Le jour suivant, j’aperçus, pour la première fois dans mon voyage, un des plus étranges spectacles de la mer : une trombe d’eau. Un grain passa à environ un mille de distance emportant un nuage bas et noir. Réunissant ce nuage à l’océan, une colonne d’eau en forme de tire-bouchon tourbillonnait en s’enfonçant dans la mer. C’était un spectacle magnifique, mais il m’était impossible de voir où l’eau commençait, où les nuages finissaient, et je ne puis dire comment le tout s’en alla avec le vent dans un roulement de tonnerre.

Quoique je fusse très au nord, les daurades suivaient encore mon navire ; le 27 août j’en tuai une à la carabine, et elle s’enfonça comme une pierre. Les poissons volants avaient disparu. Sans harpon pour pouvoir pêcher, j’en étais réduit à un régime de céréales, lard, riz et pommes de terre.

Le jour suivant, le vent était favorable.

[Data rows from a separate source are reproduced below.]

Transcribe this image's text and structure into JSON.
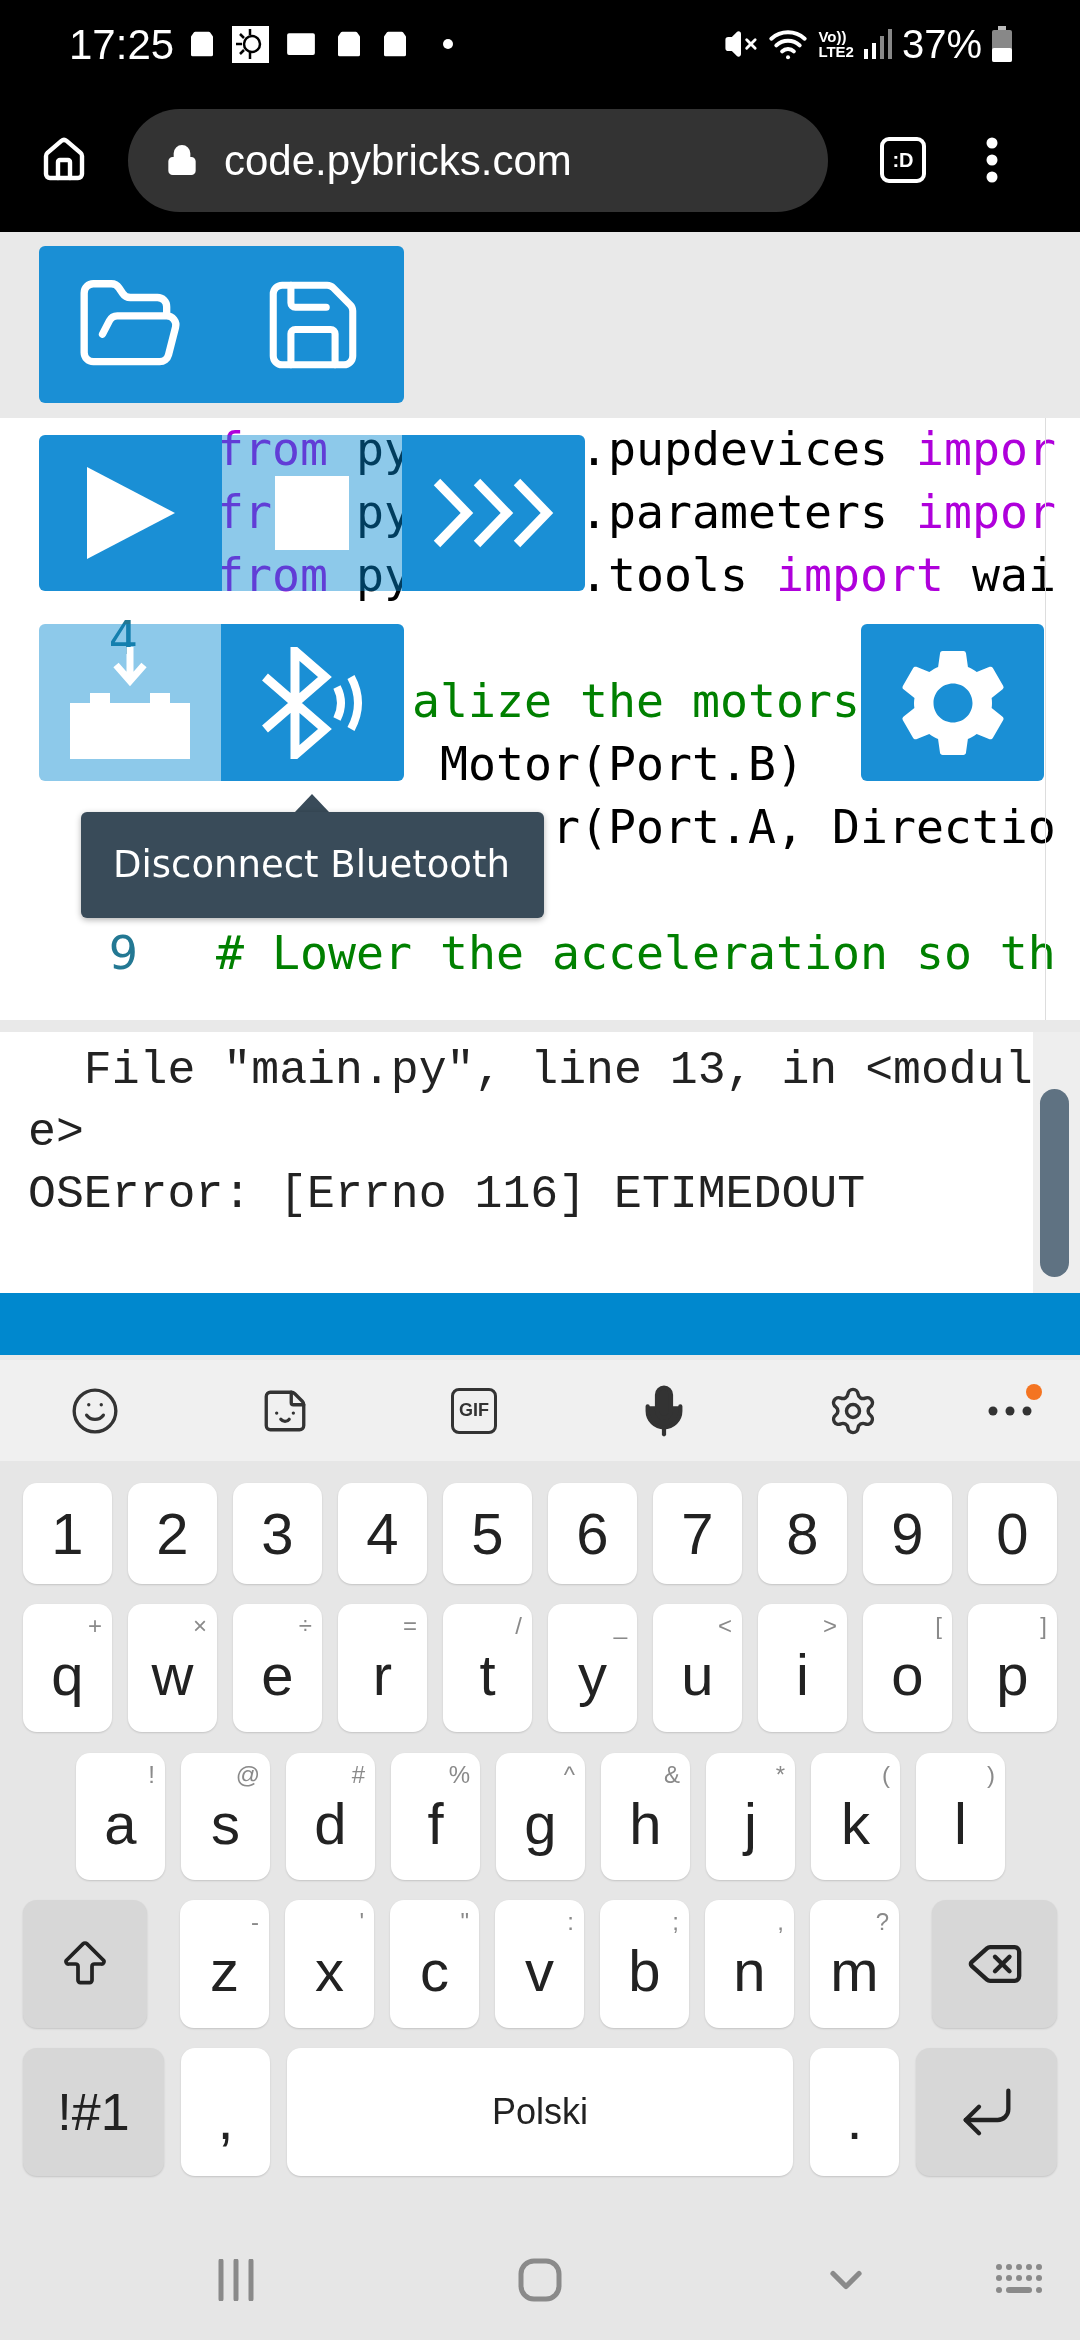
{
  "status_bar": {
    "time": "17:25",
    "network_labels": [
      "Vo))",
      "LTE2"
    ],
    "battery": "37%"
  },
  "browser": {
    "url": "code.pybricks.com",
    "tabs_label": ":D"
  },
  "editor": {
    "lines": [
      {
        "kind": "code",
        "segments": [
          [
            {
              "kind": "keyword",
              "text": "from"
            },
            {
              "kind": "plain",
              "text": " py"
            }
          ],
          [
            {
              "kind": "plain",
              "text": ".pupdevices "
            },
            {
              "kind": "keyword",
              "text": "impor"
            }
          ]
        ]
      },
      {
        "kind": "code",
        "segments": [
          [
            {
              "kind": "keyword",
              "text": "fr"
            }
          ],
          [
            {
              "kind": "plain",
              "text": "py"
            }
          ],
          [
            {
              "kind": "plain",
              "text": ".parameters "
            },
            {
              "kind": "keyword",
              "text": "impor"
            }
          ]
        ]
      },
      {
        "kind": "code",
        "segments": [
          [
            {
              "kind": "keyword",
              "text": "from"
            },
            {
              "kind": "plain",
              "text": " py"
            }
          ],
          [
            {
              "kind": "plain",
              "text": ".tools "
            },
            {
              "kind": "keyword",
              "text": "import"
            },
            {
              "kind": "plain",
              "text": " wai"
            }
          ]
        ]
      },
      {
        "kind": "code",
        "number": "4"
      },
      {
        "kind": "code",
        "segments": [
          [
            {
              "kind": "comment",
              "text": "alize the motors"
            }
          ]
        ]
      },
      {
        "kind": "code",
        "segments": [
          [
            {
              "kind": "plain",
              "text": "Motor(Port.B)"
            }
          ]
        ]
      },
      {
        "kind": "code",
        "segments": [
          [
            {
              "kind": "plain",
              "text": "r(Port.A, Directio"
            }
          ]
        ]
      },
      {
        "kind": "blank"
      },
      {
        "kind": "code",
        "number": "9",
        "segments": [
          [
            {
              "kind": "comment",
              "text": "# Lower the acceleration so th"
            }
          ]
        ]
      }
    ]
  },
  "tooltip": {
    "text": "Disconnect Bluetooth"
  },
  "console": {
    "lines": [
      "  File \"main.py\", line 13, in <modul",
      "e>",
      "OSError: [Errno 116] ETIMEDOUT"
    ]
  },
  "keyboard": {
    "gif_label": "GIF",
    "rows": [
      {
        "keys": [
          {
            "kind": "char",
            "label": "1"
          },
          {
            "kind": "char",
            "label": "2"
          },
          {
            "kind": "char",
            "label": "3"
          },
          {
            "kind": "char",
            "label": "4"
          },
          {
            "kind": "char",
            "label": "5"
          },
          {
            "kind": "char",
            "label": "6"
          },
          {
            "kind": "char",
            "label": "7"
          },
          {
            "kind": "char",
            "label": "8"
          },
          {
            "kind": "char",
            "label": "9"
          },
          {
            "kind": "char",
            "label": "0"
          }
        ]
      },
      {
        "keys": [
          {
            "kind": "char",
            "label": "q",
            "hint": "+"
          },
          {
            "kind": "char",
            "label": "w",
            "hint": "×"
          },
          {
            "kind": "char",
            "label": "e",
            "hint": "÷"
          },
          {
            "kind": "char",
            "label": "r",
            "hint": "="
          },
          {
            "kind": "char",
            "label": "t",
            "hint": "/"
          },
          {
            "kind": "char",
            "label": "y",
            "hint": "_"
          },
          {
            "kind": "char",
            "label": "u",
            "hint": "<"
          },
          {
            "kind": "char",
            "label": "i",
            "hint": ">"
          },
          {
            "kind": "char",
            "label": "o",
            "hint": "["
          },
          {
            "kind": "char",
            "label": "p",
            "hint": "]"
          }
        ]
      },
      {
        "keys": [
          {
            "kind": "char",
            "label": "a",
            "hint": "!"
          },
          {
            "kind": "char",
            "label": "s",
            "hint": "@"
          },
          {
            "kind": "char",
            "label": "d",
            "hint": "#"
          },
          {
            "kind": "char",
            "label": "f",
            "hint": "%"
          },
          {
            "kind": "char",
            "label": "g",
            "hint": "^"
          },
          {
            "kind": "char",
            "label": "h",
            "hint": "&"
          },
          {
            "kind": "char",
            "label": "j",
            "hint": "*"
          },
          {
            "kind": "char",
            "label": "k",
            "hint": "("
          },
          {
            "kind": "char",
            "label": "l",
            "hint": ")"
          }
        ]
      },
      {
        "keys": [
          {
            "kind": "shift"
          },
          {
            "kind": "char",
            "label": "z",
            "hint": "-"
          },
          {
            "kind": "char",
            "label": "x",
            "hint": "'"
          },
          {
            "kind": "char",
            "label": "c",
            "hint": "\""
          },
          {
            "kind": "char",
            "label": "v",
            "hint": ":"
          },
          {
            "kind": "char",
            "label": "b",
            "hint": ";"
          },
          {
            "kind": "char",
            "label": "n",
            "hint": ","
          },
          {
            "kind": "char",
            "label": "m",
            "hint": "?"
          },
          {
            "kind": "backspace"
          }
        ]
      },
      {
        "keys": [
          {
            "kind": "symbols",
            "label": "!#1"
          },
          {
            "kind": "char",
            "label": ","
          },
          {
            "kind": "space",
            "label": "Polski"
          },
          {
            "kind": "char",
            "label": "."
          },
          {
            "kind": "enter"
          }
        ]
      }
    ]
  }
}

Hissant la trinquette-ballon, je fus capable de faire beaucoup de chemin ouest, et, à midi, j’étais dans la longitude 65° 40.

La mer et les poissons sont maintenant d’une couleur tout à fait différente et les algues marines ne sont plus les mêmes. Je suis certainement hors du Gulf-Stream. Le loch que je traîne ne fonctionne plus. Il est probablement plein de sel et devrait être lavé dans de l’eau douce bouillante. La terre doit se rapprocher, car les oiseaux de mer deviennent plus nombreux.

Cette nuit, le 28 août, j’aperçus pour la première fois, un bateau passant vers l’ouest avec toutes ses lumières. Après plusieurs mois de solitude, c’était une sensation étrange de trouver d’autres navires sur la mer. Je ne me sentais plus seul maître sur l’océan, et je considérais ce paquebot avec un sentiment un peu triste.

J’étais réellement dans la route des vapeurs, car le matin suivant j’en aperçus un autre. Je hissai les couleurs nationales, fier de montrer aux étrangers qu’il y avait encore des marins en France. Le Firecrest avait accompli un vaillant voyage ; j’en désirais partager les honneurs, avec mon pays. Quand le vapeur fut suffisamment près, je fis des signaux avec mes bras. Voici le message que j’envoyai :

« Yacht Firecrest, 84 jours de Gibraltar. »

Il était très difficile de signaler, car la houle était forte et je devais me tenir dans le gréement avec les jambes et les pieds pendant que j’agitais mes bras. Le vapeur ne sembla pas comprendre mon message, mais ralentit ses machines et se rapprocha.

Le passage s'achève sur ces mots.